Вот сцена вторая. Уже задушена и убита Дездемона, которую он любил первый и последний раз в жизни своей, которую любил и в тот беспросветно черный миг, когда пальцы его, эти, словно очужевшие, железные пальцы, душили ее, любит ее и сейчас, когда ее уже нет и не будет больше никогда…
Высоко подняв над ее ложем подсвечник с горящей свечой, стоит Отелло над неподвижным, ужасно неподвижным телом свой Дездемоны.
О чем он думает в эти страшные минуты? Только ли хочет убедиться в том, что она уже мертва или в сердце его уже поднимаются сомнения в справедливости содеянного?
Папазян стоит спиною к зрительному залу, высоко поднята свеча с зыбким, колеблющимся пламенем, от чего тень Отелло дрожит и качается на стене и потому кажется, что дрожит и качается сам Отелло. Потом он медленно отступает, все еще не оборачиваясь к зрителям, и глаза его все время устремлены к потрясающе спокойному, никого не осуждающему лицу Дездемоны.
И только тут, поставив подсвечник на камин, Папазян оборачивается к зрительному залу. Но что это такое? Отелло ли перед ними? Перед зрительным залом стоял словно бы некий незнакомый, немощный старик, какой-то обломок человека. Он весь дрожал, как будто внезапно охваченный нестерпимым космическим холодом, и руки его — теперь уже дряблые, беспомощные руки — тянулись к слабому огоньку свечи, чтобы согреться.
Сцена совершенно незабываемой трагической силы! Но что тут было самое неожиданное для меня? Когда после этого спектакля я написал рецензию и назвал эту сцену подлинным откровением по силе психологической правды, Папазян на следующий день поймал меня на улице, обнял, закружил на месте и сказал:
— Тигран! Ты понимаешь, что ты написал? Сам понимаешь?
Я, конечно, понимал, что я написал. Я не понимал только, почему он так удивлен. Это стало мне понятно лишь много лет спустя, когда вышла его книга “Взгляд в прошлое” на армянском языке, где, упоминая об этой сцене, Папазян пишет, что эта мизансцена со свечой и согреванием своих охладелых пальцев на ее огоньке возникла совершенно внезапно тут же на сцене, что она не была заранее обдумана:
— Просто мне вдруг показалось, что так должно было быть, что убийце должно быть холодно…
Ваграм!
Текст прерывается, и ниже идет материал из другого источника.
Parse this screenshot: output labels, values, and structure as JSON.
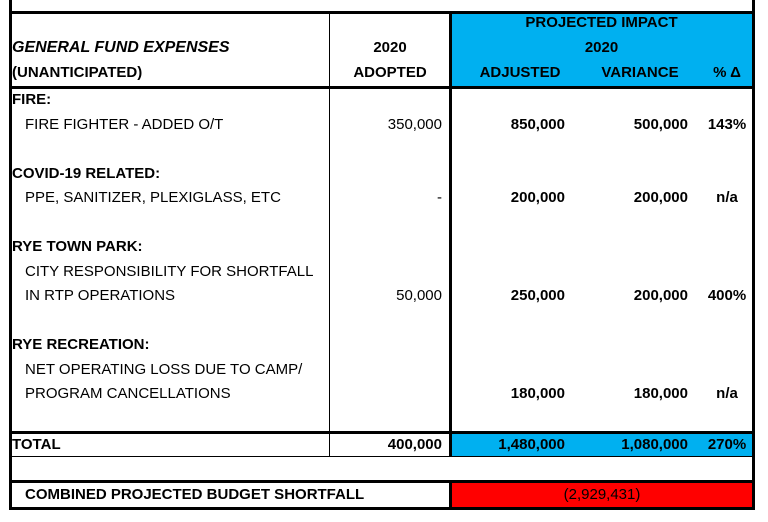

Мой дорогой, незабываемый Ваграм! Какой же ты был великий чудотворец с крылатой мыслью, какой был светлый гений, если сердце твое было способно внезапно извлекать из глубоких недр своих такие потрясающие по силе находки!..
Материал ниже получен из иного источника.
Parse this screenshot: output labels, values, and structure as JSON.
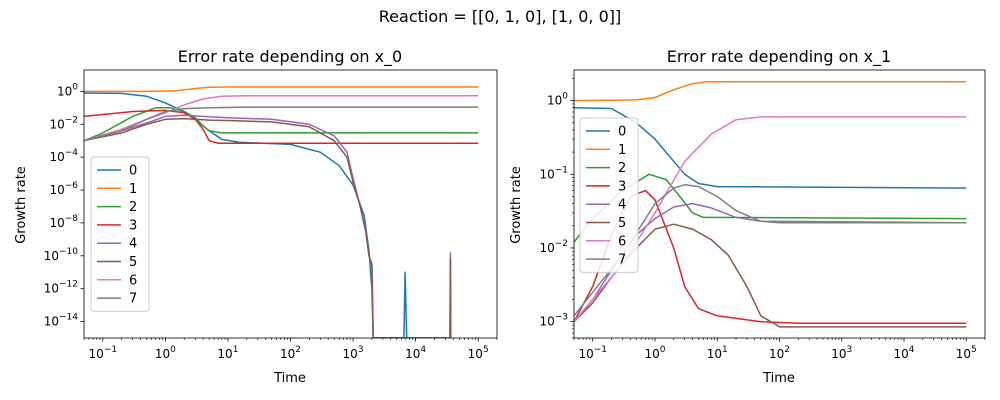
{
  "figure": {
    "suptitle": "Reaction = [[0, 1, 0], [1, 0, 0]]"
  },
  "series_colors": [
    "#1f77b4",
    "#ff7f0e",
    "#2ca02c",
    "#d62728",
    "#9467bd",
    "#8c564b",
    "#e377c2",
    "#7f7f7f"
  ],
  "chart_data": [
    {
      "type": "line",
      "title": "Error rate depending on x_0",
      "xlabel": "Time",
      "ylabel": "Growth rate",
      "xscale": "log",
      "yscale": "log",
      "xlim": [
        0.05,
        200000
      ],
      "ylim": [
        1e-15,
        20
      ],
      "xticks": [
        {
          "v": 0.1,
          "b": "10",
          "e": "−1"
        },
        {
          "v": 1,
          "b": "10",
          "e": "0"
        },
        {
          "v": 10,
          "b": "10",
          "e": "1"
        },
        {
          "v": 100,
          "b": "10",
          "e": "2"
        },
        {
          "v": 1000,
          "b": "10",
          "e": "3"
        },
        {
          "v": 10000,
          "b": "10",
          "e": "4"
        },
        {
          "v": 100000,
          "b": "10",
          "e": "5"
        }
      ],
      "yticks": [
        {
          "v": 1,
          "b": "10",
          "e": "0"
        },
        {
          "v": 0.01,
          "b": "10",
          "e": "−2"
        },
        {
          "v": 0.0001,
          "b": "10",
          "e": "−4"
        },
        {
          "v": 1e-06,
          "b": "10",
          "e": "−6"
        },
        {
          "v": 1e-08,
          "b": "10",
          "e": "−8"
        },
        {
          "v": 1e-10,
          "b": "10",
          "e": "−10"
        },
        {
          "v": 1e-12,
          "b": "10",
          "e": "−12"
        },
        {
          "v": 1e-14,
          "b": "10",
          "e": "−14"
        }
      ],
      "legend": "center-left",
      "grid": false,
      "series": [
        {
          "name": "0",
          "points": [
            [
              0.05,
              0.8
            ],
            [
              0.2,
              0.75
            ],
            [
              0.5,
              0.5
            ],
            [
              1,
              0.2
            ],
            [
              2,
              0.06
            ],
            [
              3,
              0.02
            ],
            [
              5,
              0.004
            ],
            [
              8,
              0.0012
            ],
            [
              15,
              0.0008
            ],
            [
              100,
              0.0006
            ],
            [
              300,
              0.0002
            ],
            [
              600,
              3e-05
            ],
            [
              1000,
              2e-06
            ],
            [
              1500,
              3e-08
            ],
            [
              1800,
              2e-10
            ],
            [
              2000,
              1e-12
            ],
            [
              2100,
              1e-15
            ],
            [
              6500,
              1e-15
            ],
            [
              6800,
              1e-11
            ],
            [
              7200,
              1e-15
            ]
          ]
        },
        {
          "name": "1",
          "points": [
            [
              0.05,
              1
            ],
            [
              0.5,
              1
            ],
            [
              1.5,
              1.1
            ],
            [
              3,
              1.5
            ],
            [
              5,
              1.8
            ],
            [
              10,
              1.85
            ],
            [
              100000,
              1.85
            ]
          ]
        },
        {
          "name": "2",
          "points": [
            [
              0.05,
              0.001
            ],
            [
              0.1,
              0.003
            ],
            [
              0.3,
              0.03
            ],
            [
              0.7,
              0.1
            ],
            [
              1.2,
              0.1
            ],
            [
              2,
              0.06
            ],
            [
              3,
              0.025
            ],
            [
              4,
              0.008
            ],
            [
              5,
              0.004
            ],
            [
              8,
              0.003
            ],
            [
              100000,
              0.003
            ]
          ]
        },
        {
          "name": "3",
          "points": [
            [
              0.05,
              0.03
            ],
            [
              0.3,
              0.06
            ],
            [
              1,
              0.07
            ],
            [
              2,
              0.05
            ],
            [
              3,
              0.02
            ],
            [
              4,
              0.005
            ],
            [
              5,
              0.001
            ],
            [
              7,
              0.0007
            ],
            [
              100000,
              0.0007
            ]
          ]
        },
        {
          "name": "4",
          "points": [
            [
              0.05,
              0.001
            ],
            [
              0.2,
              0.004
            ],
            [
              0.5,
              0.012
            ],
            [
              1,
              0.03
            ],
            [
              2,
              0.035
            ],
            [
              4,
              0.03
            ],
            [
              10,
              0.025
            ],
            [
              50,
              0.02
            ],
            [
              200,
              0.01
            ],
            [
              500,
              0.002
            ],
            [
              800,
              0.0002
            ],
            [
              1000,
              5e-06
            ],
            [
              1300,
              1e-07
            ],
            [
              1600,
              3e-09
            ],
            [
              1800,
              1e-10
            ],
            [
              2000,
              3e-11
            ],
            [
              2100,
              1e-15
            ],
            [
              35500,
              1e-15
            ],
            [
              36000,
              1.5e-10
            ],
            [
              36500,
              1e-15
            ]
          ]
        },
        {
          "name": "5",
          "points": [
            [
              0.05,
              0.001
            ],
            [
              0.2,
              0.003
            ],
            [
              0.5,
              0.01
            ],
            [
              1,
              0.02
            ],
            [
              2,
              0.022
            ],
            [
              5,
              0.018
            ],
            [
              10,
              0.017
            ],
            [
              50,
              0.014
            ],
            [
              200,
              0.007
            ],
            [
              500,
              0.001
            ],
            [
              800,
              0.0001
            ],
            [
              1000,
              3e-06
            ],
            [
              1300,
              1e-07
            ],
            [
              1600,
              3e-09
            ],
            [
              1800,
              1e-10
            ],
            [
              2000,
              3e-11
            ],
            [
              2100,
              1e-15
            ],
            [
              35500,
              1e-15
            ],
            [
              36000,
              7e-11
            ],
            [
              36500,
              1e-15
            ]
          ]
        },
        {
          "name": "6",
          "points": [
            [
              0.05,
              0.001
            ],
            [
              0.2,
              0.005
            ],
            [
              0.5,
              0.02
            ],
            [
              1,
              0.05
            ],
            [
              2,
              0.15
            ],
            [
              4,
              0.35
            ],
            [
              8,
              0.5
            ],
            [
              20,
              0.55
            ],
            [
              100000,
              0.55
            ]
          ]
        },
        {
          "name": "7",
          "points": [
            [
              0.05,
              0.001
            ],
            [
              0.2,
              0.004
            ],
            [
              0.5,
              0.02
            ],
            [
              1,
              0.06
            ],
            [
              2,
              0.09
            ],
            [
              5,
              0.1
            ],
            [
              20,
              0.11
            ],
            [
              100000,
              0.11
            ]
          ]
        }
      ]
    },
    {
      "type": "line",
      "title": "Error rate depending on x_1",
      "xlabel": "Time",
      "ylabel": "Growth rate",
      "xscale": "log",
      "yscale": "log",
      "xlim": [
        0.05,
        200000
      ],
      "ylim": [
        0.0006,
        2.6
      ],
      "xticks": [
        {
          "v": 0.1,
          "b": "10",
          "e": "−1"
        },
        {
          "v": 1,
          "b": "10",
          "e": "0"
        },
        {
          "v": 10,
          "b": "10",
          "e": "1"
        },
        {
          "v": 100,
          "b": "10",
          "e": "2"
        },
        {
          "v": 1000,
          "b": "10",
          "e": "3"
        },
        {
          "v": 10000,
          "b": "10",
          "e": "4"
        },
        {
          "v": 100000,
          "b": "10",
          "e": "5"
        }
      ],
      "yticks": [
        {
          "v": 1,
          "b": "10",
          "e": "0"
        },
        {
          "v": 0.1,
          "b": "10",
          "e": "−1"
        },
        {
          "v": 0.01,
          "b": "10",
          "e": "−2"
        },
        {
          "v": 0.001,
          "b": "10",
          "e": "−3"
        }
      ],
      "legend": "center-left",
      "grid": false,
      "series": [
        {
          "name": "0",
          "points": [
            [
              0.05,
              0.8
            ],
            [
              0.2,
              0.78
            ],
            [
              0.5,
              0.5
            ],
            [
              1,
              0.3
            ],
            [
              2,
              0.15
            ],
            [
              3,
              0.1
            ],
            [
              5,
              0.075
            ],
            [
              10,
              0.068
            ],
            [
              100000,
              0.065
            ]
          ]
        },
        {
          "name": "1",
          "points": [
            [
              0.05,
              1
            ],
            [
              0.5,
              1.02
            ],
            [
              1,
              1.1
            ],
            [
              2,
              1.4
            ],
            [
              4,
              1.7
            ],
            [
              7,
              1.8
            ],
            [
              100000,
              1.8
            ]
          ]
        },
        {
          "name": "2",
          "points": [
            [
              0.05,
              0.012
            ],
            [
              0.1,
              0.025
            ],
            [
              0.3,
              0.06
            ],
            [
              0.8,
              0.1
            ],
            [
              1.5,
              0.085
            ],
            [
              2.5,
              0.05
            ],
            [
              4,
              0.03
            ],
            [
              6,
              0.026
            ],
            [
              100000,
              0.025
            ]
          ]
        },
        {
          "name": "3",
          "points": [
            [
              0.05,
              0.001
            ],
            [
              0.1,
              0.003
            ],
            [
              0.2,
              0.015
            ],
            [
              0.4,
              0.05
            ],
            [
              0.7,
              0.06
            ],
            [
              1,
              0.045
            ],
            [
              2,
              0.01
            ],
            [
              3,
              0.003
            ],
            [
              5,
              0.0015
            ],
            [
              10,
              0.0012
            ],
            [
              50,
              0.001
            ],
            [
              200,
              0.00095
            ],
            [
              100000,
              0.00095
            ]
          ]
        },
        {
          "name": "4",
          "points": [
            [
              0.05,
              0.001
            ],
            [
              0.1,
              0.002
            ],
            [
              0.2,
              0.005
            ],
            [
              0.5,
              0.015
            ],
            [
              1,
              0.025
            ],
            [
              2,
              0.036
            ],
            [
              4,
              0.04
            ],
            [
              8,
              0.035
            ],
            [
              20,
              0.026
            ],
            [
              50,
              0.023
            ],
            [
              100000,
              0.022
            ]
          ]
        },
        {
          "name": "5",
          "points": [
            [
              0.05,
              0.001
            ],
            [
              0.1,
              0.0018
            ],
            [
              0.2,
              0.004
            ],
            [
              0.5,
              0.01
            ],
            [
              1,
              0.018
            ],
            [
              2,
              0.021
            ],
            [
              4,
              0.018
            ],
            [
              8,
              0.013
            ],
            [
              15,
              0.008
            ],
            [
              30,
              0.003
            ],
            [
              50,
              0.0012
            ],
            [
              100,
              0.00085
            ],
            [
              100000,
              0.00085
            ]
          ]
        },
        {
          "name": "6",
          "points": [
            [
              0.05,
              0.001
            ],
            [
              0.1,
              0.002
            ],
            [
              0.3,
              0.006
            ],
            [
              1,
              0.03
            ],
            [
              3,
              0.15
            ],
            [
              8,
              0.35
            ],
            [
              20,
              0.55
            ],
            [
              50,
              0.6
            ],
            [
              100000,
              0.6
            ]
          ]
        },
        {
          "name": "7",
          "points": [
            [
              0.05,
              0.0012
            ],
            [
              0.1,
              0.0025
            ],
            [
              0.3,
              0.008
            ],
            [
              1,
              0.04
            ],
            [
              2,
              0.065
            ],
            [
              3,
              0.072
            ],
            [
              5,
              0.068
            ],
            [
              10,
              0.05
            ],
            [
              20,
              0.032
            ],
            [
              50,
              0.023
            ],
            [
              100,
              0.022
            ],
            [
              100000,
              0.022
            ]
          ]
        }
      ]
    }
  ]
}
Была в характере его какая-то располагающая к себе черта — быть всегда в шутливом настроении и даже как будто избегать серьезных разговоров. Он больше любил беседу легкую, непринужденную, когда разговор то и дело прерывается веселым, заразительным смехом, остроумной шуткой или каламбуром. Может быть, в этом сказывался неписаный закон контраста, когда беспощадные сатирики или юмористы, вызывающие своими произведениями гомерический смех, в жизни нередко оказывались мрачными, нелюдимыми, как, например, Гоголь или в наше время Михаил Зощенко. Словно бы наблюденные и изображенные ими безобразия и неустроенность жизни, раньше чем кого-либо другого, ранили и омрачали их собственную душу.
Может быть, и трагики, подчиняясь все тому же закону противоположности, в жизни зачастую оказываются людьми легкими, с душою улыбчивой и для веселия открытой, и, наверное, эта легкость им органически необходима для отдохновения сердца от великих творческих напряжений, для аккумуляции новых сил, чтобы суметь вечером снова взвалить на себя, на сердце свое нелегкий груз испепеляющих страстей, воспламениться снова и воспламенять нас каждый раз силою своего покоряющего искусства.
Все возможно. И тем не менее бывали моменты (и их не могло не быть!), когда вдруг что-то, как легкое облако, наплывало на веселость его — и он внезапно становился сосредоточен и молчалив.
— Что такое? — спросил я его однажды в одну из таких минут. — Почему вдруг умолк… помрачнел?
— Да ничего, — вздохнул он. — Бывает… Всякое бывает, друг мой, всякое. — Он потянул меня за руку, усадил рядом с собою, посмотрел мне в глаза, как-то печально улыбнулся и вдруг: — Сколько тебе лет, Тигран?
— Шестьдесят два. А что?
— Шестьдесят два… Так… Шестьдесят два… Значит, не может быть, чтобы не задумывался… — Уловив мой недоуменно вопрошающий взгляд, сказал: — О смерти… Мне уже семьдесят, и я боюсь…
— Чего? Смерти боишься?
— Нет, не смерти… Предсмертных мук боюсь… Боюсь смерти уродливой… Я хорошо прожил свою жизнь. Поверь мне, мало кто может сказать эти слова о себе, — жизнь трудная штука, и люди чаще всего жалуются, недовольные жизнью. Я не жалуюсь. Судьба была очень благосклонна ко мне… Вот я хотел бы и смерти красивой… Будет ли так? Боюсь, что судьба вдруг решит: стоп! хватит ему ласки, и сменит милость на гнев… Ты меня понял?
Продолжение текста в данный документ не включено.